The sons of Gaza settlers, the surfers have been living in the derelict Palm Beach Hotel, a 144-room edifice with peeling walls that has been without receptionists, staff or paying guests since the latest uprising began in 2000.

Here, they have helped themselves to comfortable but creaking hotel beds in abandoned rooms with superb sea views and ready access to fine beaches with outstanding surf.

The surfers have learned to ride the waves in a way that ensures that they come ashore on Israeli-held beaches rather than the Palestinian-controlled precincts of Gaza City.

“It’s the end of a most wonderful time,” said Elazar, 20, who agreed to be identified only by his first name.

Surfboard tucked under his arm, Elazar wove through strands of barbed wire and mounted sparkling-white sand dunes under the watchful eye of Israeli soldiers in a jeep.

“We’ve had the best squat in the world — and we’ve been riding the best surf in the eastern Mediterranean. And the fishing’s great, too.”

He and three teenaged friends said that when the soldiers come to evict them this week, they will head out to sea one last time and ride a final wave to shore before returning to Israel.

An Israeli newspaper reported earlier this month that some other surfers have threatened to drown themselves rather than return to shore.

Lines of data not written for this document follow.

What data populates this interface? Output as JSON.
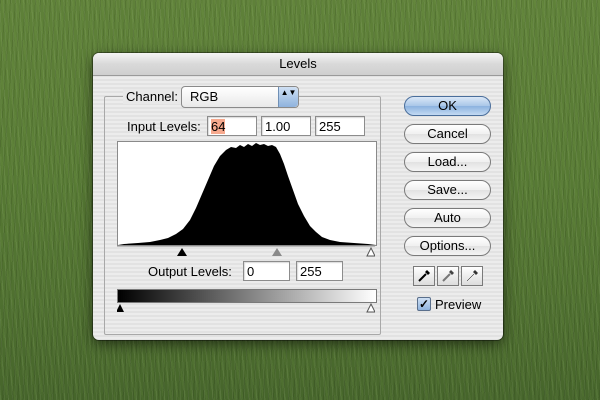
{
  "dialog": {
    "title": "Levels",
    "channel": {
      "label": "Channel:",
      "value": "RGB"
    },
    "input_levels": {
      "label": "Input Levels:",
      "black": "64",
      "gamma": "1.00",
      "white": "255"
    },
    "output_levels": {
      "label": "Output Levels:",
      "black": "0",
      "white": "255"
    },
    "buttons": {
      "ok": "OK",
      "cancel": "Cancel",
      "load": "Load...",
      "save": "Save...",
      "auto": "Auto",
      "options": "Options..."
    },
    "preview": {
      "label": "Preview",
      "checked": true,
      "check_glyph": "✓"
    }
  },
  "icons": {
    "select_arrows": "▲▼",
    "eyedroppers": [
      "black-point-eyedropper",
      "gray-point-eyedropper",
      "white-point-eyedropper"
    ]
  },
  "colors": {
    "ok_button": "#8cb2df",
    "selected_text_highlight": "#f6a98e",
    "background_grass": "#577a34"
  }
}
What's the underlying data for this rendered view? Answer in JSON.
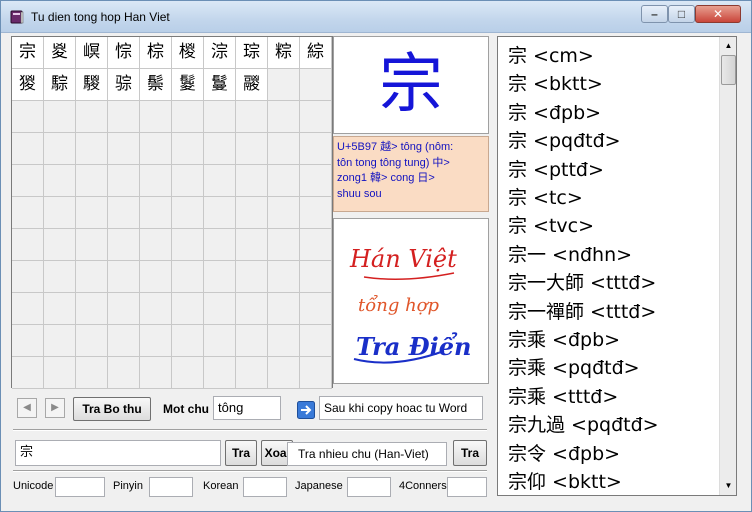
{
  "window": {
    "title": "Tu dien tong hop Han Viet"
  },
  "grid": {
    "rows": [
      [
        "宗",
        "㚇",
        "㟰",
        "悰",
        "棕",
        "椶",
        "淙",
        "琮",
        "粽",
        "綜"
      ],
      [
        "猣",
        "騌",
        "騣",
        "骔",
        "鬃",
        "鬉",
        "鬘",
        "鬷"
      ]
    ]
  },
  "detail": {
    "big_char": "宗",
    "info_lines": [
      "U+5B97  越> tông (nôm:",
      "tôn tong tông tung)  中>",
      "zong1  韓> cong  日>",
      "shuu sou"
    ],
    "logo": {
      "line1": "Hán Việt",
      "line2": "tổng hợp",
      "line3": "Tra Điển"
    }
  },
  "results": [
    "宗  <cm>",
    "宗 <bktt>",
    "宗 <đpb>",
    "宗 <pqđtđ>",
    "宗 <pttđ>",
    "宗 <tc>",
    "宗 <tvc>",
    "宗一 <nđhn>",
    "宗一大師 <tttđ>",
    "宗一禪師 <tttđ>",
    "宗乘 <đpb>",
    "宗乘 <pqđtđ>",
    "宗乘 <tttđ>",
    "宗九過 <pqđtđ>",
    "宗令 <đpb>",
    "宗仰 <bktt>"
  ],
  "controls": {
    "prev_glyph": "◀",
    "next_glyph": "▶",
    "tra_bo_thu_label": "Tra Bo thu",
    "mot_chu_label": "Mot chu",
    "mot_chu_value": "tông",
    "copy_note": "Sau khi copy hoac tu Word",
    "search_value": "宗",
    "tra_label": "Tra",
    "xoa_label": "Xoa'",
    "tra_nhieu_chu_label": "Tra nhieu chu (Han-Viet)",
    "tra2_label": "Tra"
  },
  "codes": {
    "unicode_label": "Unicode",
    "pinyin_label": "Pinyin",
    "korean_label": "Korean",
    "japanese_label": "Japanese",
    "fourcorners_label": "4Conners"
  },
  "colors": {
    "big_char": "#1515d8",
    "info_bg": "#fadcc4",
    "info_text": "#1212c0",
    "logo_red": "#d42020",
    "logo_blue": "#1a2fc8"
  }
}
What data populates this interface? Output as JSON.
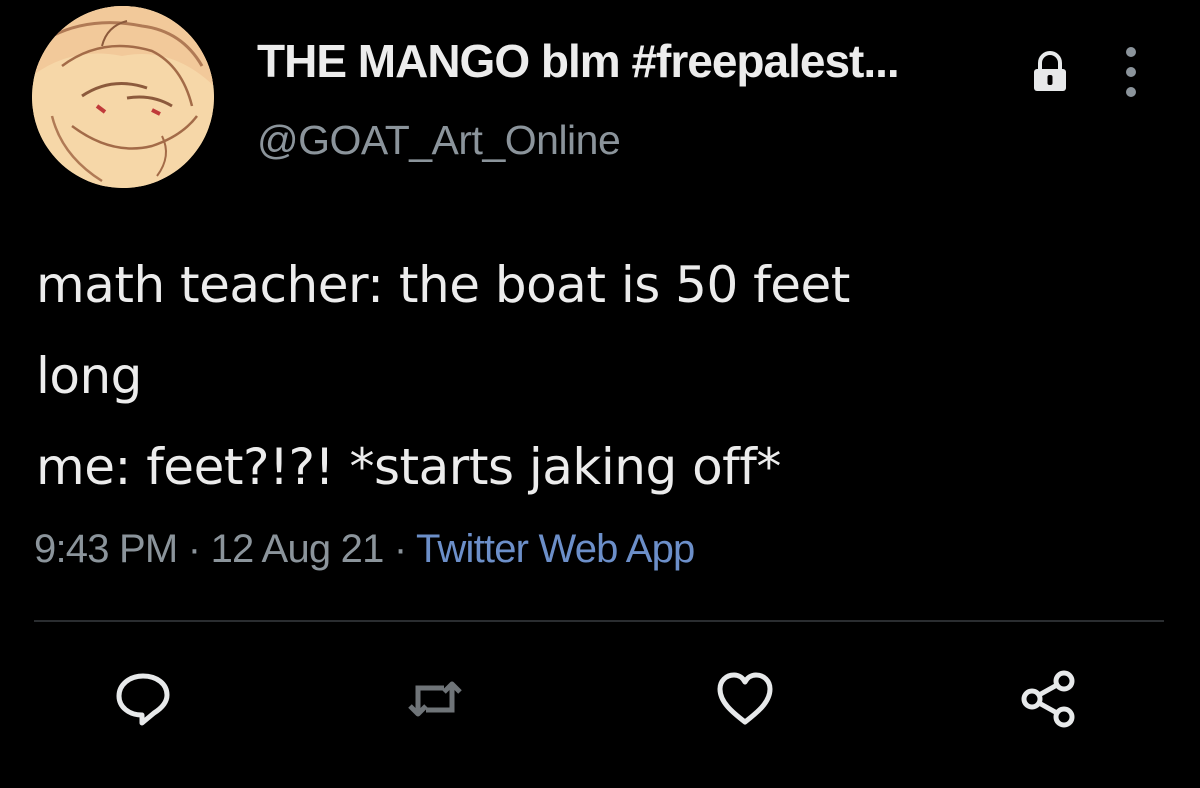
{
  "author": {
    "display_name": "THE MANGO blm #freepalest...",
    "handle": "@GOAT_Art_Online",
    "avatar_icon": "anime-avatar-icon",
    "protected_icon": "lock-icon",
    "more_icon": "more-options-icon"
  },
  "tweet": {
    "lines": [
      "math teacher: the boat is 50 feet",
      "long",
      "me: feet?!?! *starts jaking off*"
    ]
  },
  "meta": {
    "time": "9:43 PM",
    "separator": "·",
    "date": "12 Aug 21",
    "source": "Twitter Web App"
  },
  "actions": {
    "reply_icon": "reply-icon",
    "retweet_icon": "retweet-icon",
    "like_icon": "heart-icon",
    "share_icon": "share-icon"
  },
  "colors": {
    "background": "#000000",
    "text": "#ececec",
    "secondary_text": "#8b949b",
    "link": "#6c8fc9"
  }
}
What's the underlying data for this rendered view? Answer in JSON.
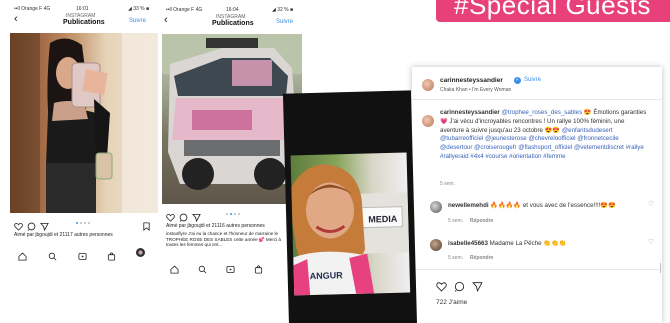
{
  "banner": {
    "text": "#Special Guests",
    "color": "#e8407a"
  },
  "phone1": {
    "status_left": "••ll Orange F  4G",
    "status_time": "16:01",
    "status_right": "◢ 33 % ■",
    "handle": "INSTAGRAM",
    "title": "Publications",
    "follow": "Suivre",
    "likes": "Aimé par jbgoujdi et 21117 autres personnes"
  },
  "phone2": {
    "status_left": "••ll Orange F  4G",
    "status_time": "16:04",
    "status_right": "◢ 32 % ■",
    "handle": "INSTAGRAM",
    "title": "Publications",
    "follow": "Suivre",
    "likes": "Aimé par jbgoujdi et 21116 autres personnes",
    "caption": "instaoflyre J'ai eu la chance et l'honneur de marraine le TROPHÉE ROSE DES SABLES cette année 💕 Merci à toutes les femmes qui ont..."
  },
  "post": {
    "username": "carinnesteyssandier",
    "verified_icon": "verified-badge",
    "follow": "Suivre",
    "audio": "Chaka Khan • I'm Every Woman",
    "author": "carinnesteyssandier",
    "mention": "@trophee_roses_des_sables",
    "text_1": "😍 Émotions garanties 💗 J'ai vécu d'incroyables rencontres ! Un rallye 100% féminin, une aventure à suivre jusqu'au 23 octobre 😍😍",
    "hashtags": "@enfantsdudesert @tubarreofficiel @jeunesterose @chevreloofficiel @fronnetcecile @desertour @croiserougefr @flashsport_officiel @vetementdiscret #rallye #rallyeraid #4x4 #course #orientation #femme",
    "time": "5 sem.",
    "comment1_user": "newellemehdi",
    "comment1_text": "🔥🔥🔥🔥 et vous avec de l'essence!!!!😍😍",
    "comment1_time": "5 sem.",
    "comment1_reply": "Répondre",
    "comment2_user": "isabelle45663",
    "comment2_text": "Madame La Pêche 👏👏👏",
    "comment2_time": "5 sem.",
    "comment2_reply": "Répondre",
    "likes": "722 J'aime"
  },
  "media_sign": "MEDIA",
  "shirt_text": "ANGUR"
}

“These are guys who have fallen into very deep emotional distress,” said Ami Shaked, chief security officer at the collective farm of Neve Dekalim, near the surfers’ homes.

“I will personally do everything to prevent [suicides], including shooting them in the legs,” he was quoted as saying by Ha’aretz newspaper.

A local social worker said the threats will most likely not be followed through on, but psychologists have been called in.

The young men’s threats stem from a general depression sweeping the farming communities that are being evacuated in the Gaza Strip, said a local kibbutz manager.

“They come from families in which the parents are also conveying distress,” he said. “If the adults are taking it hard, then adolescent boys are suffering all the more so from all this, and they might do something foolish.”

During recent interviews, the young surfers appeared cheerful enough. Their main worry was a loss of freedom — not the least from their parents.